Week 5: ESPN and Esports

In a move that shocked a fair amount of people last year, ESPN, the sports network famous for sports, decided that they would broadcast Valve’s The International 4, a Dota 2 tournament with a prize pool of over $11 million USD. Sure, it was on ESPN3, a channel that contains such highlights as ‘the same football game you’ve watched live, but with different camera angles’, but it was not so much the esteem of the channel rather than it was the precedent of the event. Dota 2 made it to ESPN. The Grand Finals preview made it to ESPN’s main cable network. Esports in the West are becoming mainstream.

The idea of the esport is not a new one, having been a pretty consistent concept since games like 1998’s Starcraft: Brood War, but the ESPN coverage of The International 4 represents one of the few times that traditional, English-oriented media has actually taken the concept of the ‘esport’ seriously enough to give it air time. In our media sphere we are yet to catch up with the idea of there being video game professionals that treat the games they play seriously, in the same manner as footballers or rugby players or lacrosse enthusiasts. For the more famous examples of video game virtuosity the majority of internet dwellers have seen things like Evo Moment 37, the famous video clip where Japan’s Daigo Umehara beats America’s Justin Wong in Street Fighter 3: Third Strike, and you would think that the view count alone would speak to the popularity of this idea of esports, this idea of competitive video game playing for money and fame. However one can look at the reaction of traditional sports fans on twitter at the time of The International 4 airing on ESPN2 to see that general, mainstream acceptance might not actually be the case.  http://imgur.com/QeGJwmU

Almost every one of the Twitter comments about ESPN2’s International coverage is about reinforcing the idea that video games are not a ‘normal’ competitive past-time – either to play or to watch.

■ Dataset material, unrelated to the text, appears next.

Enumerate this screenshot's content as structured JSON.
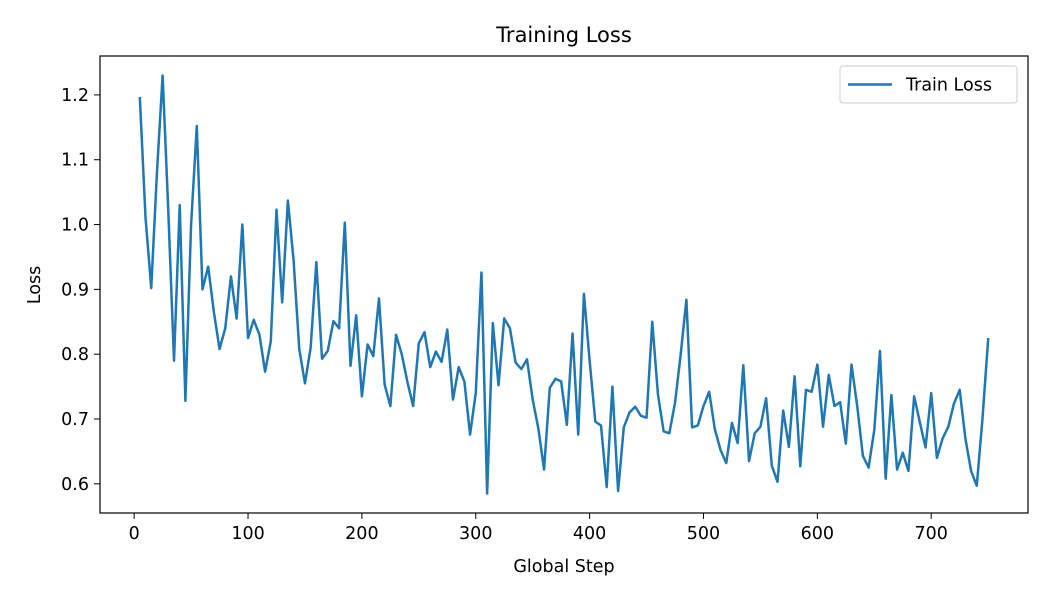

As the first charming comment puts it, “espn2 is showing professional video games. congratulations, you found something worse than poker and women’s basketball”. There are plenty of others about the shape of the competitors, athleticism in general, the size of the person who proposed on stage etc., all in traditional internet snark fashion, preying mean-spiritedly on the achievements, or perceived lack thereof, of the people on stage. This coverage, despite the backlash, despite the hate and the continued pervasiveness of traditional ‘gamer’ stereotypes, is still, I believe, ultimately a good thing.

Esports being aired on traditional media can only help to demystify what is already an incredibly popular, talked about thing. League of Legends, for example, hails itself as the most popular game on the planet, regularly crushing every other game’s views on streaming sites like Twitch.tv. Street Fighter and it’s fighting game contemporaries have international tournaments in Vegas. Starcraft, Pokemon, Halo, Quake (well, not any more), CoD, Counter Strike… all these games have dedicated fan-bases for the competitive scene that deserve the chance that mainstream media can give them to not feel alienated because they like watching people play video games competitively. These games probably don’t need the viewer numbers from ESPN, they already get more than enough on Twitch, but airing events like The International on these traditional channels can only help representations of professional gamers and the people who watch them and appreciate their skill and effort. It isn’t about the sweaty neckbeard in the basement, these are sponsored players, representing brands on a competitive, community funded stage of up to $11 million USD playing the game that they love and were willing to dedicate their lives to getting good at, and it is high time that traditional media helped in breaking down the Western stigma around both participating in and watching these events.